在绑定两个矩阵时,我编写的代码比 cbind 快 3 倍。但是 dplyr 包中的 bind_cols 仅比 cbind 快 100 倍。唯一遗憾的是它不能将矩阵作为输入。有人可以使下面的代码更快。另外,如何快速绑定稀疏矩阵?这是我使用的代码:
require( Rcpp )
func <- 'NumericMatrix mmult(NumericMatrix a,NumericMatrix b) {
//the colnumber of first matrix
int acoln=a.ncol();
//the colnumber of second matrix
int bcoln=b.ncol();
//build a new matrix, the dim is a.nrow() and acoln+bcoln
NumericMatrix out(a.nrow(),acoln+bcoln) ;
for (int j = 0; j < acoln + bcoln; j++) {
if (j < acoln) {
out(_,j) = a(_,j);
} else {
//put the context in the second matrix to the new matrix
out(_,j) = b(_,j-acoln);
}
}
return out ;
}'
a <- matrix(rep(1,2000*100),2000)
b <- matrix(rep(2,2000*10),2000)
cppFunction(func)
system.time(for (i in seq(1,800)) {mmult(a,b)})

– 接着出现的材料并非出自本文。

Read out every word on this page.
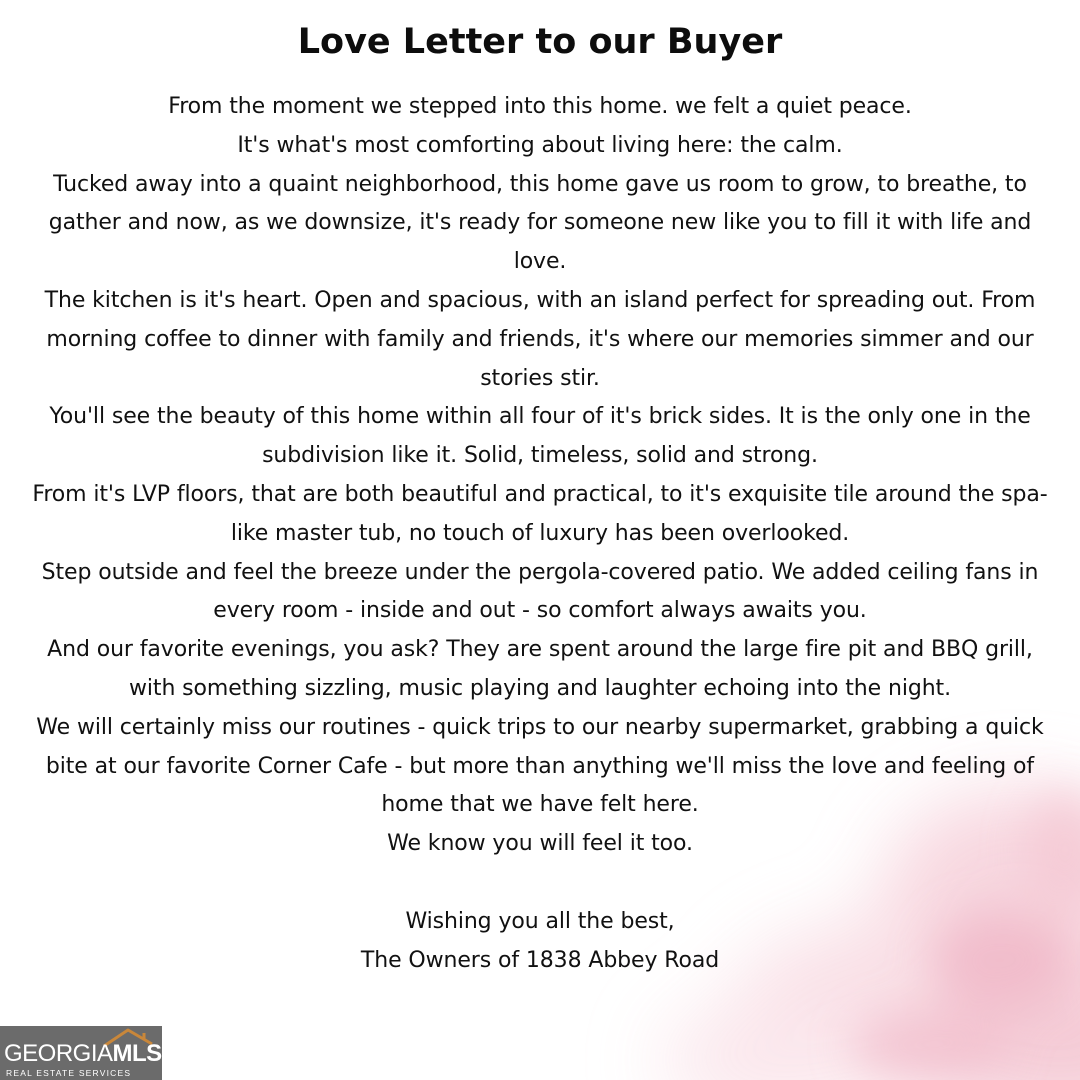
Love Letter to our Buyer

From the moment we stepped into this home. we felt a quiet peace.

It's what's most comforting about living here: the calm.

Tucked away into a quaint neighborhood, this home gave us room to grow, to breathe, to gather and now, as we downsize, it's ready for someone new like you to fill it with life and love.

The kitchen is it's heart. Open and spacious, with an island perfect for spreading out. From morning coffee to dinner with family and friends, it's where our memories simmer and our stories stir.

You'll see the beauty of this home within all four of it's brick sides. It is the only one in the subdivision like it. Solid, timeless, solid and strong.

From it's LVP floors, that are both beautiful and practical, to it's exquisite tile around the spa-like master tub, no touch of luxury has been overlooked.

Step outside and feel the breeze under the pergola-covered patio. We added ceiling fans in every room - inside and out - so comfort always awaits you.

And our favorite evenings, you ask? They are spent around the large fire pit and BBQ grill, with something sizzling, music playing and laughter echoing into the night.

We will certainly miss our routines - quick trips to our nearby supermarket, grabbing a quick bite at our favorite Corner Cafe - but more than anything we'll miss the love and feeling of home that we have felt here.

We know you will feel it too.

Wishing you all the best,

The Owners of 1838 Abbey Road

GEORGIAMLS
REAL ESTATE SERVICES
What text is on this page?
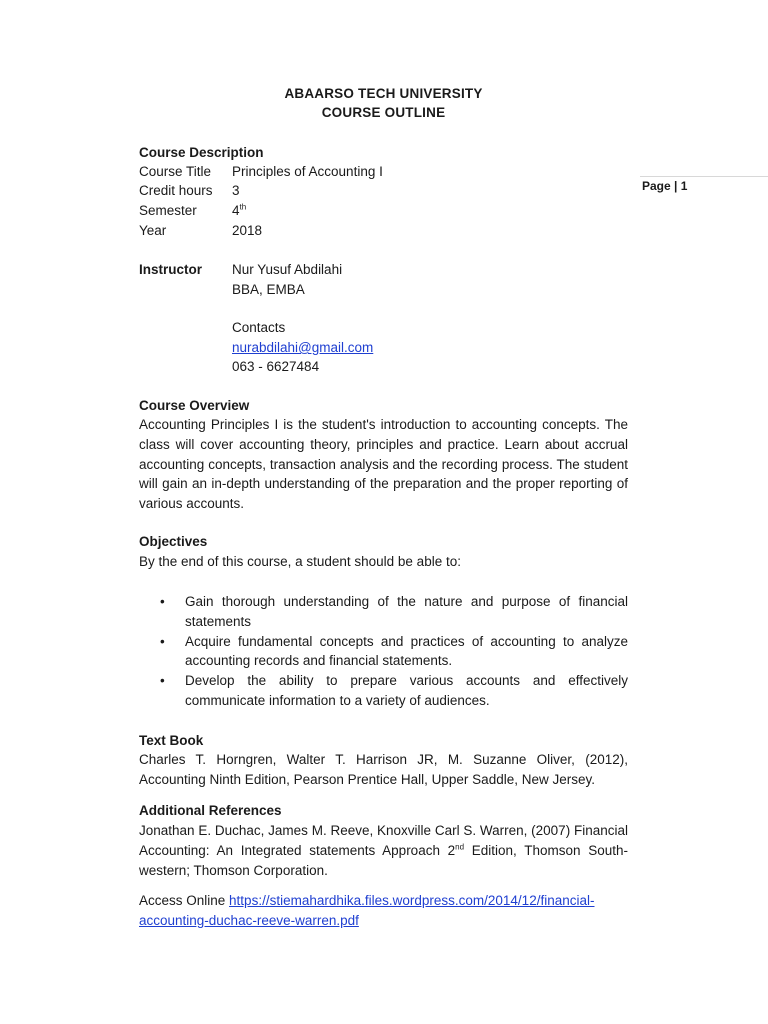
ABAARSO TECH UNIVERSITY
COURSE OUTLINE
Page | 1
Course Description
Course Title Principles of Accounting I
Credit hours 3
Semester	4th
Year	2018
Instructor Nur Yusuf Abdilahi
BBA, EMBA
Contacts
nurabdilahi@gmail.com
063 - 6627484
Course Overview
Accounting Principles I is the student's introduction to accounting concepts. The class will cover accounting theory, principles and practice. Learn about accrual accounting concepts, transaction analysis and the recording process. The student will gain an in-depth understanding of the preparation and the proper reporting of various accounts.
Objectives
By the end of this course, a student should be able to:
• Gain thorough understanding of the nature and purpose of financial statements
• Acquire fundamental concepts and practices of accounting to analyze accounting records and financial statements.
• Develop the ability to prepare various accounts and effectively communicate information to a variety of audiences.
Text Book
Charles T. Horngren, Walter T. Harrison JR, M. Suzanne Oliver, (2012), Accounting Ninth Edition, Pearson Prentice Hall, Upper Saddle, New Jersey.
Additional References
Jonathan E. Duchac, James M. Reeve, Knoxville Carl S. Warren, (2007) Financial Accounting: An Integrated statements Approach 2nd Edition, Thomson South-western; Thomson Corporation.
Access Online https://stiemahardhika.files.wordpress.com/2014/12/financial-
accounting-duchac-reeve-warren.pdf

system.time(for (i in seq(1,800)) {cbind(a,b)})
identical(mmult(a,b),cbind(a,b))
从 Romain Francois 的
func1 <- 'NumericMatrix mmult1(NumericMatrix a, NumericMatrix b) {
int acoln = a.ncol();
int bcoln = b.ncol();
NumericMatrix out = no_init_matrix(a.nrow(), acoln + bcoln);
for (int j = 0; j < acoln + bcoln; j++) {
if (j < acoln) {
out(_, j) = a(_, j);
} else {
out(_, j) = b(_, j - acoln);
}
}
return out;
}'
cppFunction(func1)
set.seed(42)
a <- matrix(rnorm(1e7), 1e3)
b <- matrix(runif(1e7), 1e3)
identical(mmult(a, b), mmult1(a, b))
#TRUE
library(microbenchmark)
microbenchmark(mmult(a, b),
mmult1(a, b),
cbind(a, b),
times = 10)
#Unit: milliseconds
# expr min lq mean median uq max neval
# mmult(a, b) 69.64 70.52 89.71 72.28 128.8 136.6 10
# mmult1(a, b) 50.84 50.95 69.65 51.43 111.6 114.4 10
# cbind(a, b) 192.35 194.67 201.13 195.30 196.1 255.9 10
没什么大不了的,但对于这样一个微不足道的变化来说也不错。